Other intents of the amendment include to exclude the period of intervening events in the computation of time for determining pre-election petitions, election petitions and appeals therefrom; devolution of power to allow states to generate, transmit and distribute electricity in areas covered by the national grid; timeline for presentation of Appropriation bill by president and governors and timeline for president and governors to submit names of ministerial nominees and commissioners.
While some of these provisions have been passed by the state houses of assembly, including the bill to make for independent candidacy and free, compulsory and basic education, work on the amendment cannot progress unless the state houses of assembly conclude voting on all the 44 items.

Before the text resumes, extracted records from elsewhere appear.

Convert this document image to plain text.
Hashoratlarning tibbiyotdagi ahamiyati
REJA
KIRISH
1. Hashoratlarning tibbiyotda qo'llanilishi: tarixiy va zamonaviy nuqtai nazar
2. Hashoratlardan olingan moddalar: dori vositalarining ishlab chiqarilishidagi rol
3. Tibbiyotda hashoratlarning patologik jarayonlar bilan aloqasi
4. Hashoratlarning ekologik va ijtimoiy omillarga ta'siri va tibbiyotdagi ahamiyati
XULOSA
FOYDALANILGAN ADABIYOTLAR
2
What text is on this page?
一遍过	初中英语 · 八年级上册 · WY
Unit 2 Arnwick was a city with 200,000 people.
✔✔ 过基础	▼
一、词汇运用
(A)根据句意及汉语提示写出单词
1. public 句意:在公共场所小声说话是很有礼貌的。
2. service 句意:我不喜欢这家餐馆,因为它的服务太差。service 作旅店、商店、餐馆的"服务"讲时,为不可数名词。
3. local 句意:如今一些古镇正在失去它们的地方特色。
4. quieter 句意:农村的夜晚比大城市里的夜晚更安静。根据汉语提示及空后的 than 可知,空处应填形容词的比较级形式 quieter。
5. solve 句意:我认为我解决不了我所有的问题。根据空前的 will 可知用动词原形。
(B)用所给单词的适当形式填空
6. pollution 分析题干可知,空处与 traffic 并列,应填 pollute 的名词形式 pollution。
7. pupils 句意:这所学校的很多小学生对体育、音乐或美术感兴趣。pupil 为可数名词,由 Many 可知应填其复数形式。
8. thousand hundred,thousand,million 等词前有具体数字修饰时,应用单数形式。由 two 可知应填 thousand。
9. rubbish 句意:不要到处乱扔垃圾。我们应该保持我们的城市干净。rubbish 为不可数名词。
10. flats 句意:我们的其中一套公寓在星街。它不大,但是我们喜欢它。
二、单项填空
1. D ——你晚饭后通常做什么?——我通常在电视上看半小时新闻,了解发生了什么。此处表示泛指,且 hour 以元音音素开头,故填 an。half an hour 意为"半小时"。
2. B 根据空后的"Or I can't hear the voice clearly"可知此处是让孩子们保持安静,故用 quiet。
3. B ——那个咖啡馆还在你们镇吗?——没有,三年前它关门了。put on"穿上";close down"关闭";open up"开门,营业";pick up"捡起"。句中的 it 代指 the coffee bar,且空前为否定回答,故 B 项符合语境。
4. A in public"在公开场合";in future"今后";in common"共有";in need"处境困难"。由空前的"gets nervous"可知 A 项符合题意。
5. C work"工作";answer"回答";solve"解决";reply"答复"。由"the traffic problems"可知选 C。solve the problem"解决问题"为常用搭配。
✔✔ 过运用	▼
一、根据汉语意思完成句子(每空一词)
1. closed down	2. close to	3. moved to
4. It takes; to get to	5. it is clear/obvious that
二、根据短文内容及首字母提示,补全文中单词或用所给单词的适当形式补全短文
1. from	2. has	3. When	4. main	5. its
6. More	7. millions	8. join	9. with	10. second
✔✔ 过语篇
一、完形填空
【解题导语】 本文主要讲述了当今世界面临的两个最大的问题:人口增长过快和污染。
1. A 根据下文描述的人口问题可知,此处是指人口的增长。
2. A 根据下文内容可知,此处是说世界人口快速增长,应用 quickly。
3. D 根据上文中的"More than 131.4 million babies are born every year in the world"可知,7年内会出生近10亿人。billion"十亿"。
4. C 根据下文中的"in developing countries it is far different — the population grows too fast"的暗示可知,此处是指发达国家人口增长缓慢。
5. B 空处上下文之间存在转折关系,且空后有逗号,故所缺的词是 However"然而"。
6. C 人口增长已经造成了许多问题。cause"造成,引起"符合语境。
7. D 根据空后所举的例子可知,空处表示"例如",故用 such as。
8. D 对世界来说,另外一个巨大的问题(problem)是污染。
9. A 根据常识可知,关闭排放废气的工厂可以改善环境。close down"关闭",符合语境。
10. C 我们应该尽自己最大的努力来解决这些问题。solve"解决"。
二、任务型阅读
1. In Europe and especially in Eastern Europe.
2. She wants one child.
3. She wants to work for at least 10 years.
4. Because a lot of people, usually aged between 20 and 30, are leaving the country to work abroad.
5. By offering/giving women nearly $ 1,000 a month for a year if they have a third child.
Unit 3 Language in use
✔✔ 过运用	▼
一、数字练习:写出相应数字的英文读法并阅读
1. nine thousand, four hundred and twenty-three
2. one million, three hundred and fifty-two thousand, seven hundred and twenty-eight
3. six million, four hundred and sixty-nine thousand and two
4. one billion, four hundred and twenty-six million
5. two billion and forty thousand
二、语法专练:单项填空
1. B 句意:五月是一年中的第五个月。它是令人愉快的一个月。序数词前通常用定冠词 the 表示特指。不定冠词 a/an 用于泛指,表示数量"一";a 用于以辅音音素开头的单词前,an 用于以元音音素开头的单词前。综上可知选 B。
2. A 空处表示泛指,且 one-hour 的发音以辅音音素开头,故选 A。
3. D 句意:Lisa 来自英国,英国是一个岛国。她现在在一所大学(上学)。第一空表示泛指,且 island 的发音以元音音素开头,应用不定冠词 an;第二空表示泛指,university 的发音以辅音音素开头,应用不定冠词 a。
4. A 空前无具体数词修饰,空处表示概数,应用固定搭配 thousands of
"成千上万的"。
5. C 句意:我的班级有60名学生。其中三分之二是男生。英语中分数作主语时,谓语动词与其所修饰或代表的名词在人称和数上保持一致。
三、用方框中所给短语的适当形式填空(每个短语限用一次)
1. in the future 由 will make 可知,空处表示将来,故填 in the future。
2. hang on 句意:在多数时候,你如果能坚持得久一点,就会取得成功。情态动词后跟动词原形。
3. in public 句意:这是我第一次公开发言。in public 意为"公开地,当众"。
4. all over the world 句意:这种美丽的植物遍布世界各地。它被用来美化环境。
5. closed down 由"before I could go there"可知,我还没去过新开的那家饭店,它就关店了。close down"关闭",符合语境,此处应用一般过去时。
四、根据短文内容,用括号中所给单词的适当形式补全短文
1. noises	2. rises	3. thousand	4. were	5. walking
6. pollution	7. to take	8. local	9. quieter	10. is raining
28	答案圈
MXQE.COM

As provided by the 1999 constitution, for any amendment to the nation’s ground norm to scale through, the National Assembly and at least, 24 States Houses of Assembly, must vote on it.
We recall that the National Assembly in March 2022 passed 44 Bills and transmitted it to the 36 states for their endorsement or otherwise as part of the constitutional amendment process.
Tellingly, the bickering over the propriety or otherwise of state police is what is stalling the constitution amendment. While the federal lawmakers voted overwhelmingly against and hence killed the bill, governors appear bent on having it passed.
The clamour for state police is dogged by the concerns that if established, the outfit will be used by governors to intimidate, harass and muscle opponents. Already, we are witness to how governors use state security apparatus to intimidate political opponents.
There are genuine fears that should states be allowed to establish their own police, such will be abused by governors. Only recently, the Inspector General of Police accused some governors of using security apparatuses to harass their political opponents. Imagine giving these same governors state police where they will have sole powers to hire and fire who heads it.
Even at that, should work on the fifth alteration to the 1999 constitution be stalled despite gulping huge tax payers’ money and other enormous resources simply because the governors insist on having their way on state police?
Perhaps the governors need to be reminded that they can only be in office for a total of eight years. The number of former governors currently serving at the National Assembly as senators is enough for the current governors to learn that time is a fleeting commodity.
With about N1 billion allocated to the constitution review committee for the whole process and public hearings held after which some plausible suggestions were made by stakeholders, those saddled with the responsibility of ensuring its passage must do the needful or risk being judged harshly by history.